Information
- League: Independent
- Location: Bismarck, North Dakota
- Established: 1930s
- Disbanded: 1930s

= Bismarck Club =

American semi-professional baseball team

The Bismarck Club was a racially integrated semi-professional baseball team based in Bismarck, North Dakota, in the 1930s. Though the team played mostly against other semi-professional teams in the area, they won the 1935 National Semipro Championship with a mix of Negro league and minor league stars.

The team played independently of any league because its mixed-race roster was a problem in a period of segregation, and because there were no formal leagues at the semi-professional level in North Dakota in the 1930s.

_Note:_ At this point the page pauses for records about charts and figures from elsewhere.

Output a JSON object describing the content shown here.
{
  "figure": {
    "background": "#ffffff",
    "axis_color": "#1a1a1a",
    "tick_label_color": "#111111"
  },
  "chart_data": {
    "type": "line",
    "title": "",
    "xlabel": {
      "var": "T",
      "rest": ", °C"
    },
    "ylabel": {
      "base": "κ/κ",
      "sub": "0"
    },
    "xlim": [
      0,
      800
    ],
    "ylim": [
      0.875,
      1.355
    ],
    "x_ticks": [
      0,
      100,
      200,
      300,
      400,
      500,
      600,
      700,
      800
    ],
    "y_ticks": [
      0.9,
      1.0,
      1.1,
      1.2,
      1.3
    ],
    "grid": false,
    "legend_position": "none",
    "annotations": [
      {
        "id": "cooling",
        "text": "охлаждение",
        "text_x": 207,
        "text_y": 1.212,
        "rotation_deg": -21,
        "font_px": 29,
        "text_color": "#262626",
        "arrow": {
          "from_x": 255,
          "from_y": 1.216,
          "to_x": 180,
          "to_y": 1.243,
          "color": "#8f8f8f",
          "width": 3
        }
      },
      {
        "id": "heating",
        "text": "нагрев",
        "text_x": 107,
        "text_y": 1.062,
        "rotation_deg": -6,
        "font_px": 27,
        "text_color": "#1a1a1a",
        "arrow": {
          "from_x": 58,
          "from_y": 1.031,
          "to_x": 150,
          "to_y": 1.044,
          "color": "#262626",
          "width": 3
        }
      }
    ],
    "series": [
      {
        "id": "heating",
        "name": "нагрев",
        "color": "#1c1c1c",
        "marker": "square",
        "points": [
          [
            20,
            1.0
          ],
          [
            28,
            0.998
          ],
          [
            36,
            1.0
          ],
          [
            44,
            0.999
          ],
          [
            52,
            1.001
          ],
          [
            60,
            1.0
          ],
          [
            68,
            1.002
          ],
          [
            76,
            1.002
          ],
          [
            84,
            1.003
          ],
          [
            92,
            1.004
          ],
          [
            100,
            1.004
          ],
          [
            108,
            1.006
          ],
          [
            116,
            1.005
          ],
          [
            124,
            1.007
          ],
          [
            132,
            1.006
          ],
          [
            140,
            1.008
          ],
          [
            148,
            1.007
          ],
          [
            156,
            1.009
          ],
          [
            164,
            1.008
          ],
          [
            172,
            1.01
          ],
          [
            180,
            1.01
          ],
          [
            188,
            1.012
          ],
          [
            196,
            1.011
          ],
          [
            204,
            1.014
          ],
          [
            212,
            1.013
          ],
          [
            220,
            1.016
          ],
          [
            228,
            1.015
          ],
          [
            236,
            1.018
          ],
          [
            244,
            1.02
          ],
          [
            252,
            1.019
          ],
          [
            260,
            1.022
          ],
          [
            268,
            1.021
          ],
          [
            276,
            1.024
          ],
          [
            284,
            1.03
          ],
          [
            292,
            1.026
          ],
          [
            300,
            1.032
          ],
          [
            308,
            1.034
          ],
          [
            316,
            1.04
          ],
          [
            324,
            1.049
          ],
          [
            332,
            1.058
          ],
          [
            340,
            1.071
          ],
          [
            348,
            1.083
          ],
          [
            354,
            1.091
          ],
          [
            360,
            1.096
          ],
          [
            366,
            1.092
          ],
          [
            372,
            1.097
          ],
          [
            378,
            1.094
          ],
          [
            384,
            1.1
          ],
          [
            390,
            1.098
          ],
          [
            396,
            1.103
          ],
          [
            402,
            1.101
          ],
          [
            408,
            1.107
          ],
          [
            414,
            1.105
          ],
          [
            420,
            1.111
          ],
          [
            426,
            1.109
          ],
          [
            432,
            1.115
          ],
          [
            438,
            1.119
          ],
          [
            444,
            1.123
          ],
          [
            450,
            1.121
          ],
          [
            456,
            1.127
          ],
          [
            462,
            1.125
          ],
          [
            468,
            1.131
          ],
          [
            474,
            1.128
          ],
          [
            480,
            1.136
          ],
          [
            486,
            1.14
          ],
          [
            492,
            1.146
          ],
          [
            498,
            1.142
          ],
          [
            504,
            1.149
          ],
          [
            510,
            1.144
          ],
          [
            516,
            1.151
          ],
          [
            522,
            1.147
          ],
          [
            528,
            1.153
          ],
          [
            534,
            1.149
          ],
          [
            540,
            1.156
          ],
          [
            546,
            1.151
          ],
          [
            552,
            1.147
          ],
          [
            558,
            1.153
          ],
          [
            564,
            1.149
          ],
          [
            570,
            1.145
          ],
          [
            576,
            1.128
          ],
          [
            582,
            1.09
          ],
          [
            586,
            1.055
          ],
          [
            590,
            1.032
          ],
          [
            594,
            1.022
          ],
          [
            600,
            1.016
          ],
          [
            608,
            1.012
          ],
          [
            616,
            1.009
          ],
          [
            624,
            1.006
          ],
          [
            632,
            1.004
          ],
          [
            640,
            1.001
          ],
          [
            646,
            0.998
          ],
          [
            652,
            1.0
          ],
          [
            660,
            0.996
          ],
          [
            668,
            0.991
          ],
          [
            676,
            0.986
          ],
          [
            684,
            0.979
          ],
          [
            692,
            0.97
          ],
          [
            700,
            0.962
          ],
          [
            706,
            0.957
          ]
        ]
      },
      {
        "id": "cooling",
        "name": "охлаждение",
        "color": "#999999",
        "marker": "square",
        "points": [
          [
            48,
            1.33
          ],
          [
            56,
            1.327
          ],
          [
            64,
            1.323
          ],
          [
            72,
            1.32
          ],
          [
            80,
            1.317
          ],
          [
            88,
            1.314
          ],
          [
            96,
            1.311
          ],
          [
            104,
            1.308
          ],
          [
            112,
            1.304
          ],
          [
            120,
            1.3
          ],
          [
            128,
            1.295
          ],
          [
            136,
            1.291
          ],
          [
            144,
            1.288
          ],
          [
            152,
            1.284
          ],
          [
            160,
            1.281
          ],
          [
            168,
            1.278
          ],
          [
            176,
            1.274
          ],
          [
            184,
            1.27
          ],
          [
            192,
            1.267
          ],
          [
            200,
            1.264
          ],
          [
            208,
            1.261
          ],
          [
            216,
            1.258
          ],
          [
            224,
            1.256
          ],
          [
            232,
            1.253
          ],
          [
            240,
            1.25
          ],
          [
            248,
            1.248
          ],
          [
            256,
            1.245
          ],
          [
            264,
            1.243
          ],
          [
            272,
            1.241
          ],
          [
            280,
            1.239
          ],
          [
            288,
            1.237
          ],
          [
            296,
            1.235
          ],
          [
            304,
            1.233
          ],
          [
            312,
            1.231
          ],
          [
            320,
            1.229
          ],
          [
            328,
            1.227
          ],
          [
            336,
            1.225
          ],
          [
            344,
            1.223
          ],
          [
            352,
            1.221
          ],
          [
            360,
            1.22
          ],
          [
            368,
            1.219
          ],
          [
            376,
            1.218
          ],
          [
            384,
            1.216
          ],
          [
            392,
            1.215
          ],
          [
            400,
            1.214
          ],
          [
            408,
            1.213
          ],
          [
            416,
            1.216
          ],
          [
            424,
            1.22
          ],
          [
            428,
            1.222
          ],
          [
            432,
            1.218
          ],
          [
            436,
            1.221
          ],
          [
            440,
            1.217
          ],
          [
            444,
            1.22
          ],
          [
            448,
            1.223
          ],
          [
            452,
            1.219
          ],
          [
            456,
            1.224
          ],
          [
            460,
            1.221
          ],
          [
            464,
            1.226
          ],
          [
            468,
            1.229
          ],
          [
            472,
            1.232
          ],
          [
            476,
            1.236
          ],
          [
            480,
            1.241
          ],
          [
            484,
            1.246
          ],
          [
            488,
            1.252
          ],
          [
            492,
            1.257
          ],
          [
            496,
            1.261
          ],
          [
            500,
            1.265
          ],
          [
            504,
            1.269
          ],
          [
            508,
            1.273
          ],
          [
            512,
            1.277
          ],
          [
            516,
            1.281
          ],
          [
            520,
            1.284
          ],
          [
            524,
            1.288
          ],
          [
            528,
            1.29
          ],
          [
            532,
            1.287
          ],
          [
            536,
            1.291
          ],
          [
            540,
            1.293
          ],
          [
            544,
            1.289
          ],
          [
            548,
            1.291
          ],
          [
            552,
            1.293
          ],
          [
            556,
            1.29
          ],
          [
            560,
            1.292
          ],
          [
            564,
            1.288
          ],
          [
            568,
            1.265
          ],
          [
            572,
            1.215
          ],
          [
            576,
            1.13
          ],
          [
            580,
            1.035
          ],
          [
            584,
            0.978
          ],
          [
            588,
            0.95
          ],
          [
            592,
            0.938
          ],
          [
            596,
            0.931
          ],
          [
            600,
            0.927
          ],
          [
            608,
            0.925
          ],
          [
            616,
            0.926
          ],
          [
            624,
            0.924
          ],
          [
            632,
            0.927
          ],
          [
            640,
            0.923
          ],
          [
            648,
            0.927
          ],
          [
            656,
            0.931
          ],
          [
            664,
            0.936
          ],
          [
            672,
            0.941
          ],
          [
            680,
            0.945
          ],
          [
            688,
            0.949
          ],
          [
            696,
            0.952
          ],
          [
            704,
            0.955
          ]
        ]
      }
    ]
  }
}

The team was owned by Neil Churchill, a local car dealer who owned the city's Chrysler dealership, and regularly played against Valley City, Jamestown, and other teams across North Dakota and Manitoba.

The club won the 1935 National Baseball Conference semi-pro baseball tournament in Wichita, Kansas. Hall of Fame Negro leaguers Satchel Paige and Hilton Smith led the team, along with Ted "Double Duty" Radcliffe and, of the white Sioux City Cowboys, Vernon "Moose" Johnson. Paige recalled that they "won 104 out of 105 games", with him serving as the starting pitcher in every game.

Although the club is erroneously recalled as the "Churchills" today, the team was not formally named in the 1930s, as North Dakota newspapers such as the Bismarck Tribune simply referred to the club as the "Bismarcks" in 1935.